Digging a little deeper, it turns out that 29% of the CPU time was spent by getline doing character set conversion in codecvt::do_in. Some debugging revealed that codecvt::do_in was being called millions of times, each time converting just one or two characters. In fact, for each character in the file, codecvt::do_in was called once and sometimes twice!

And supporting this, my own measurements indicate this:

Function Name   ExclusivePercent   InclusivePercent
_mainCRTStartup 0 98.569
_main 0 98.569
Dictionary::Dictionary(void) 0.11 96.918
std::getline<unsigned short,struct std::char_traits... etc... 0.055 91.635
std::getline<unsigned short,struct std::char_traits... etc... but different etc. :) 0.66 89.818
std::basic_filebuf<unsigned short,struct std::char_traits<unsigned short> >::uflow(void) 3.412 65.327
std::basic_filebuf<unsigned short,struct std::char_traits<unsigned short> >::underflow(void) 0.33 50.138
std::basic_streambuf<unsigned short,struct std::char_traits<unsigned short> >::snextc(void) 0.33 32.801
std::codecvt<unsigned short,char,int>::do_in(....) 2.862 28.674
__Mbrtowc 1.816 26.417

Exclusive time indicates the amount of time in the function itself.  Inclusive indicates the amount in the function plus the children of that function.
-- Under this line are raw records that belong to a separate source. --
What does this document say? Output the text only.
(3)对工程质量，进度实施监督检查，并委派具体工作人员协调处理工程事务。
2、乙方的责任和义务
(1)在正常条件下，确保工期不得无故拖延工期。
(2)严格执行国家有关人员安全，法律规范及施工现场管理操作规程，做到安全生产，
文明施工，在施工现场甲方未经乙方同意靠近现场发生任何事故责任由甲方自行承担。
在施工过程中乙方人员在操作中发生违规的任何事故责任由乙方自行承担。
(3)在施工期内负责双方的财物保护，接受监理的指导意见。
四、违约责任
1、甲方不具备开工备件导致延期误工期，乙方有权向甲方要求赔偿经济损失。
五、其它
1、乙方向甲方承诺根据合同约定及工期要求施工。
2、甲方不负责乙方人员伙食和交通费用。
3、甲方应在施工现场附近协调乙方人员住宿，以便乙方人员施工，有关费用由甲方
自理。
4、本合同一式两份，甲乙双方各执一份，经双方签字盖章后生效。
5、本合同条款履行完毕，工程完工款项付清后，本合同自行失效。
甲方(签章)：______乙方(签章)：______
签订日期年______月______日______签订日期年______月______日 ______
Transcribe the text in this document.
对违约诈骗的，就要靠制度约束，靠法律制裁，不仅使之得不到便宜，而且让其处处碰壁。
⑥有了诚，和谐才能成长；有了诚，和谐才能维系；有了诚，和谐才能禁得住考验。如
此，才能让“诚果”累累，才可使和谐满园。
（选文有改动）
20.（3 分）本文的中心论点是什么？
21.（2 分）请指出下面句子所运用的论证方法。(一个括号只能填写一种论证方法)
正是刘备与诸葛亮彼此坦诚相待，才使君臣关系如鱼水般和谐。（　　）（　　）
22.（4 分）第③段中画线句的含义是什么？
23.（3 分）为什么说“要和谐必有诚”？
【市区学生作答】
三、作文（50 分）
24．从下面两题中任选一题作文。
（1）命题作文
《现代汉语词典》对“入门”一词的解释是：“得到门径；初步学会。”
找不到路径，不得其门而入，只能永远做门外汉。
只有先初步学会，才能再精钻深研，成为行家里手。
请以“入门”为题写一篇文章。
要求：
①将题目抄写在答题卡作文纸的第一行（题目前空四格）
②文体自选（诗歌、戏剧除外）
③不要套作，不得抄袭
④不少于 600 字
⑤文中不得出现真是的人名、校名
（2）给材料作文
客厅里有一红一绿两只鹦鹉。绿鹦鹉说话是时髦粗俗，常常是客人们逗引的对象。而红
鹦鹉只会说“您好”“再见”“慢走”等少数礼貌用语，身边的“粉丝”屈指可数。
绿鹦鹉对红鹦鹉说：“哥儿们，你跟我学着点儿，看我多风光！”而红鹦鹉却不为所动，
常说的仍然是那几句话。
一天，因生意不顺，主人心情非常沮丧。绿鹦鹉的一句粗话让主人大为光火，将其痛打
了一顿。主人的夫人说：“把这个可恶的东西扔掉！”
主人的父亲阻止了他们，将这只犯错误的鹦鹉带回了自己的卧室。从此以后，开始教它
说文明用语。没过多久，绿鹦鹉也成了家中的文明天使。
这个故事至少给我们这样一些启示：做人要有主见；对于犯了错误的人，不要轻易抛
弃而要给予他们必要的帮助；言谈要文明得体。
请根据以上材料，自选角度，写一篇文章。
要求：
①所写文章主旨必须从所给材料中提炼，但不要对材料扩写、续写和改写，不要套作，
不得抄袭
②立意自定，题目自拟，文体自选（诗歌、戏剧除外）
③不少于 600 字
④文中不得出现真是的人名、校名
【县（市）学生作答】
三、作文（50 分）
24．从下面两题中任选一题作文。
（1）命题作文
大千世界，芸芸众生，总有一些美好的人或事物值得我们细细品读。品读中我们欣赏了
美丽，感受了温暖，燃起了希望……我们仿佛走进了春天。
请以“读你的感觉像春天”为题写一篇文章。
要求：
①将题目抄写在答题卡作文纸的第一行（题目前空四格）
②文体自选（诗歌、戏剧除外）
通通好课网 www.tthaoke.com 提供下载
These measurements were taken with the Visual Studio Enterprise Performance Tool  in sampling mode (one sample every 1,000,000 cycles).

Interestingly if you look at where the Exclusive time is (i.e the specific functions taking up the time in the tree) you see something surprising.

Function Name (sanitized)  ExclusivePercent  InclusivePercent
EnterCriticalSection 14.474 14.474
LeaveCriticalSection 12.053 12.053
InterlockedIncrement 6.879 6.879
InterlockedDecrement 5.834 5.834
GetCPHashNode 5.394 5.394
MultiByteToWideChar 4.293 9.961

Look at that!  The top 4 functions, 39.24% of the time, and I can add those because they are all leaf functions (Exclusive = Inclusive), have to do with synchronization operations of one kind or another.  Even the interlocked operations have some sort of synchronization intent because of course if they weren't trying to synchronize across threads they wouldn't need to be interlocked.  And the best part is this app is single threaded!  Yumm :)

MultiByteToWideChar which is arguably part of What We Actually Have To Do (TM) is a mere 9.961% inclusive.  Not good.

Naturally the bulk of this is in the line reading as shown by the inclusive time.

But my question remains unanswered: How do you think the managed system will fare?